Mr. Aaron and others of his persuasion should be reminded that it isn’t the proper function of government to be our mommies and daddies. Government folks are, after all, human beings, no different in wisdom and virtue from the rest of us. How dare they make themselves our guardians? It is our right to manage our lives as we see fit, even if there are serious risks involved. (Everything we embark on in life entails risk.) Why not oversee our marriages, sex lives, religious affiliations, and so on? Why not just forget about this “free country” stuff and make us all wards of the state? What is forgotten by Mr. Aaron & Co. is that citizens are not children and the less they are trusted with their own lives, the more inept they become not only at living life, but also at figuring out who should hold political office. Dumbing down America is what the Aaron political economy amounts to, nothing less.

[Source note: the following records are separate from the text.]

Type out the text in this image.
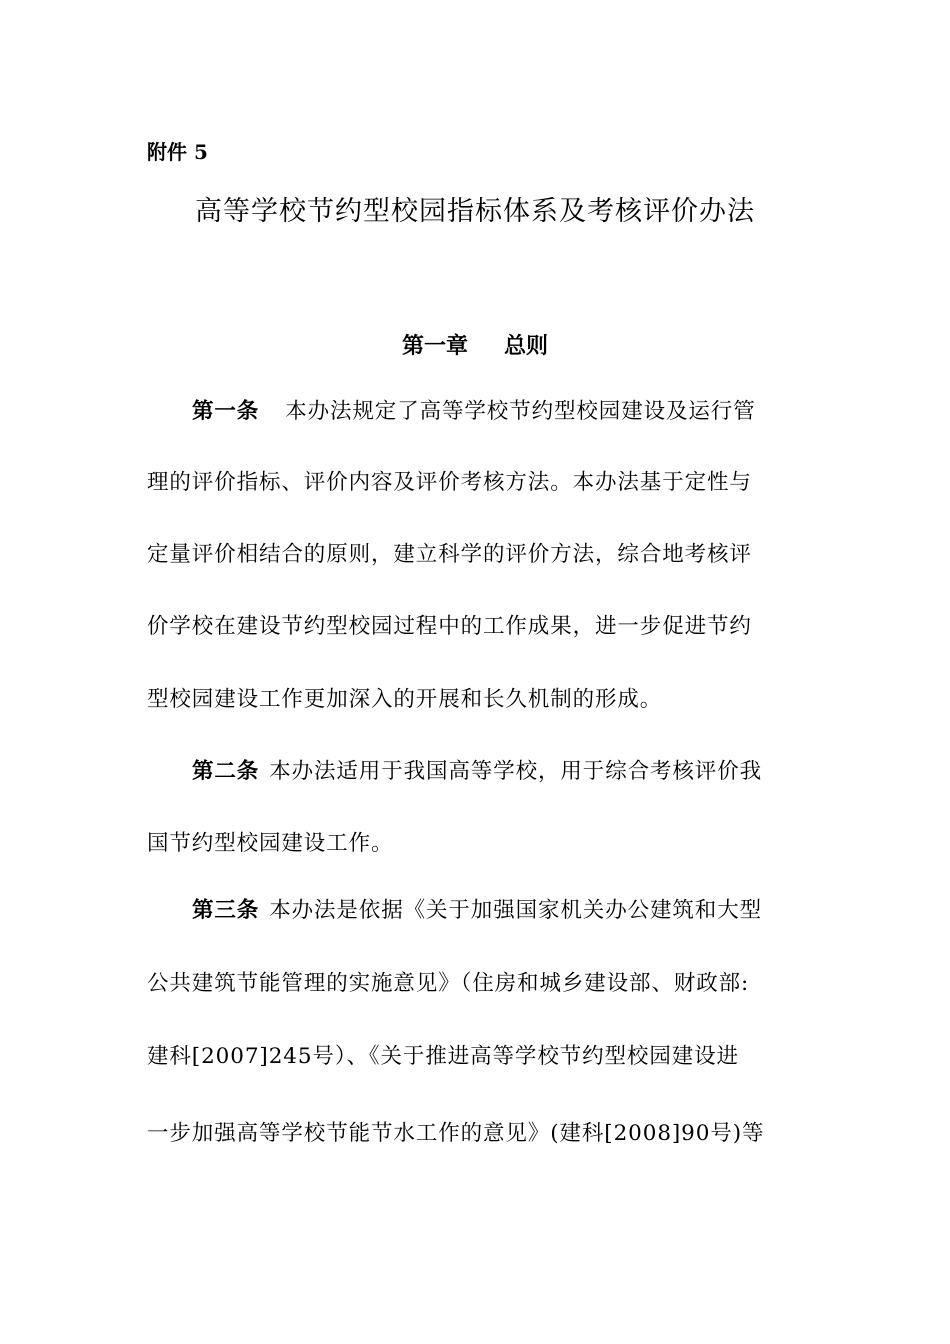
附件 5
高等学校节约型校园指标体系及考核评价办法
第一章 总则
第一条 本办法规定了高等学校节约型校园建设及运行管
理的评价指标、评价内容及评价考核方法。本办法基于定性与
定量评价相结合的原则，建立科学的评价方法，综合地考核评
价学校在建设节约型校园过程中的工作成果，进一步促进节约
型校园建设工作更加深入的开展和长久机制的形成。
第二条 本办法适用于我国高等学校，用于综合考核评价我
国节约型校园建设工作。
第三条 本办法是依据《关于加强国家机关办公建筑和大型
公共建筑节能管理的实施意见》（住房和城乡建设部、财政部:
建科[2007]245号）、《关于推进高等学校节约型校园建设进
一步加强高等学校节能节水工作的意见》(建科[2008]90号)等
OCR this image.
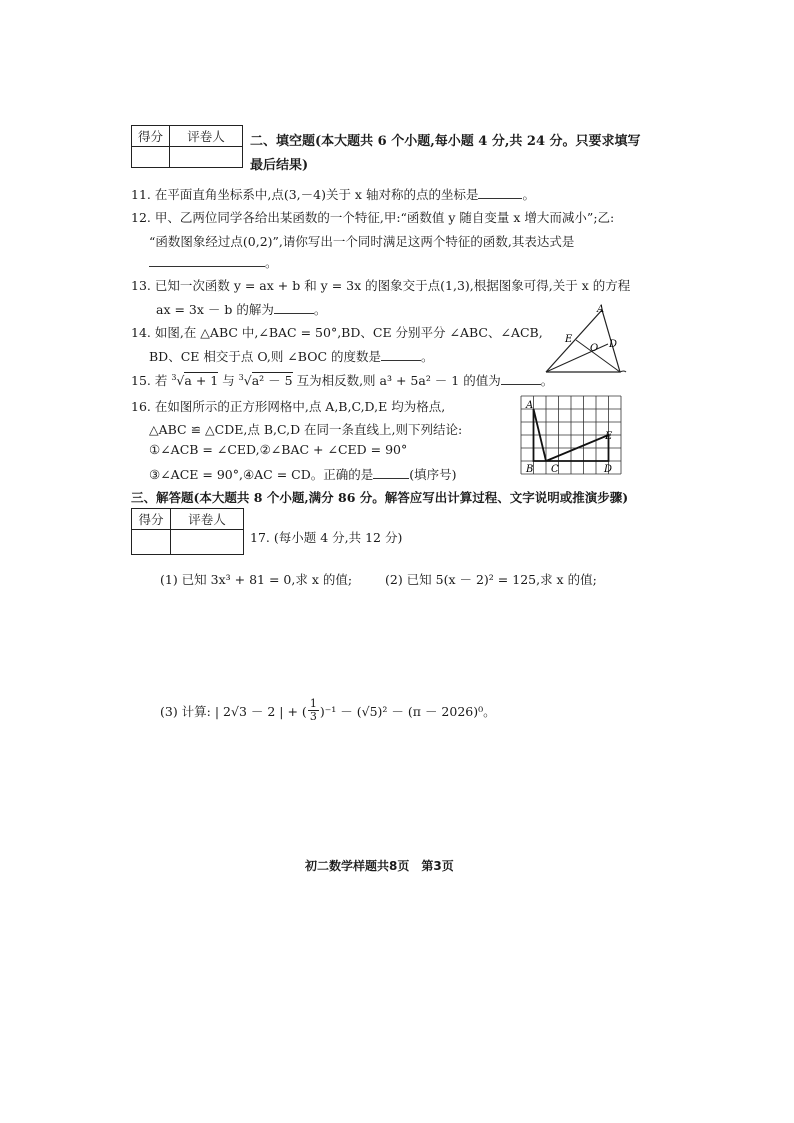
得分	评卷人
	二、填空题(本大题共 6 个小题,每小题 4 分,共 24 分。只要求填写
最后结果)
11. 在平面直角坐标系中,点(3,－4)关于 x 轴对称的点的坐标是	。
12. 甲、乙两位同学各给出某函数的一个特征,甲:“函数值 y 随自变量 x 增大而减小”;乙:
“函数图象经过点(0,2)”,请你写出一个同时满足这两个特征的函数,其表达式是
。
13. 已知一次函数 y = ax + b 和 y = 3x 的图象交于点(1,3),根据图象可得,关于 x 的方程
ax = 3x － b 的解为	。
14. 如图,在 △ABC 中,∠BAC = 50°,BD、CE 分别平分 ∠ABC、∠ACB,
BD、CE 相交于点 O,则 ∠BOC 的度数是	。
A
E
O D
15. 若 $^3$√a + 1 与 $^3$√a² － 5 互为相反数,则 a³ + 5a² － 1 的值为	。
16. 在如图所示的正方形网格中,点 A,B,C,D,E 均为格点,
△ABC ≌ △CDE,点 B,C,D 在同一条直线上,则下列结论:
①∠ACB = ∠CED,②∠BAC + ∠CED = 90°
③∠ACE = 90°,④AC = CD。正确的是	(填序号)
A
B C	D
E
三、解答题(本大题共 8 个小题,满分 86 分。解答应写出计算过程、文字说明或推演步骤)
得分	评卷人

17. (每小题 4 分,共 12 分)
(1) 已知 3x³ + 81 = 0,求 x 的值;	(2) 已知 5(x － 2)² = 125,求 x 的值;
(3) 计算: | 2√3 － 2 | + ( $\frac{1}{3} )^{-1} - (√5)^2 - (\pi - 2026)^0$。
初二数学样题共8页　第3页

In general terms, the libertarian thinks more of human beings than many people think of themselves, probably because he discounts much of what is implicit in American public education, where kids are mostly treated as units in a rather dumb herd. The libertarian holds on to the conviction that free men and women can—and often do—deal with life better than the ruling elite thinks they can.
To be sure, there are risks associated with living as free men and women. But they are not so great as the risks involved in allowing bureaucrats to violate our rights to free judgment and action, to life, liberty, and the pursuit of happiness.